Едва Возницкий подумал об этом, как его обдало жаром: Кленов дурак, но тот, кто втравил его в это дело, прекрасно понимал, что, если второй пилот не полетит, органам безопасности не составит особого труда выйти на него, значит, и выдать сообщников. Значит… Значит, Кленова постараются убрать. Если ещё не убрали…
Полковник нажал кнопку селектора.
— Дежурный, срочно пошлите двух-трех человек за капитаном Кленовым. Лучше вооруженных. Разыщите его во что бы то ни стало и приведите ко мне.
Но посылать солдат за офицером не пришлось — Кленов явился сам. Как и вчера, самоуверенный, держащийся независимо, без тени смятения на волевом, красивом лице.
— Разрешите, товарищ полковник? Майор Филимонов передал, что меня вызывает генерал Гайвороненко.
— Не генерал, а я вас вызвал. — Возницкий еле сдерживал гнев. И на капитана, и на себя, не зная, как вести себя с ним: предложить ему сесть или заставить стоять как преступнику, вина которого уже доказана? Вспомнилось напутствие генерала: «Только поспокойнее». Черт его знает, почему он с ним миндальничает и почему так вызывающе ведет себя этот молокосос. Может, и в самом деле имеет мохнатую руку в Министерстве обороны или в Главном штабе ВВС?
Всё же решил последовать совету генерала.
— Садитесь, — указал на кресло сбоку стола и сел напротив. — Итак, почему вы скрыли, что накануне полёта не соблюдали предполетный режим, пьянствовали?
Второй пилот нахмурился, недобро глянул в глаза полковника.
— Не пьянствовал, товарищ полковник, а зашёл с невестой поздравить её подругу с юбилеем — двадцать лет ей стукнуло.
— Поздравили и даже за стол не присели?
— Почему не присели. Даже по рюмке коньяка выпили.
Невозмутимость, с которой держался капитан, а затем откровенность, граничащая с наглостью, чуть снова не взорвали полковника.
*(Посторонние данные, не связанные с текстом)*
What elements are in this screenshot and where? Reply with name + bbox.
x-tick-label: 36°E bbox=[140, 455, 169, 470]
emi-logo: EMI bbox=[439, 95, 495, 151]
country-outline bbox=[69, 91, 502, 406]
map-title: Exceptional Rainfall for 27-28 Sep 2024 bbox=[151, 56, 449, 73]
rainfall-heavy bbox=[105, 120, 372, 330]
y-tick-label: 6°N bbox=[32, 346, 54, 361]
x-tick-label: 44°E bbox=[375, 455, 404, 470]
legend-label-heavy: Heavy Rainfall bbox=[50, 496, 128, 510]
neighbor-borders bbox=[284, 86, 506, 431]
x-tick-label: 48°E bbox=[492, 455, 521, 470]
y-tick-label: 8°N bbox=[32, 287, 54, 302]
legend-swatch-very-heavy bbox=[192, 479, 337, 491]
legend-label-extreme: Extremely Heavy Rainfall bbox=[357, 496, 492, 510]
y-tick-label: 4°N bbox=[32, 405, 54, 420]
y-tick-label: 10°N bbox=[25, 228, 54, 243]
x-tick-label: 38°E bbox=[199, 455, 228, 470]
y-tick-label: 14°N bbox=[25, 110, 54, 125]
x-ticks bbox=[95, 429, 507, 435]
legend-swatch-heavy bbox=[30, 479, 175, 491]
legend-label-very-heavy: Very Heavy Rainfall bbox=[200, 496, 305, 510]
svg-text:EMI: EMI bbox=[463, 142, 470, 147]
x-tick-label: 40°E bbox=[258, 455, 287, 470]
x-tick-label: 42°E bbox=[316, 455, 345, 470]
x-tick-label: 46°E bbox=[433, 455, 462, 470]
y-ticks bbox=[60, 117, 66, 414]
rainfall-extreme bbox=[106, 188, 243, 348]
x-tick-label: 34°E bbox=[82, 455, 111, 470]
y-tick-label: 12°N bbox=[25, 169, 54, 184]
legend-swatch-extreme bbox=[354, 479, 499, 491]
Он даже стиснул зубы, чтобы не выругаться. Выждал, успокаивая себя, и спросил, не скрывая сарказма:
— И какие же рюмки были? Граммов по двести?
— Я из таких не пью — должность и звание не позволяют.
Он ещё и острил, делая прозрачный намёк!..
— А сколько же ваша должность и звание позволяют пить перед полётом?
— Перед полетами я не пью. Но в тот вечер был особый случай, и я позволил себе пропустить граммов сто, сто пятьдесят. Не больше.
— Свежо предание… Но допустим… Скажите, а где вы деньги берете? В ресторан ныне я со своим полковничьим окладом не в состоянии сунуться.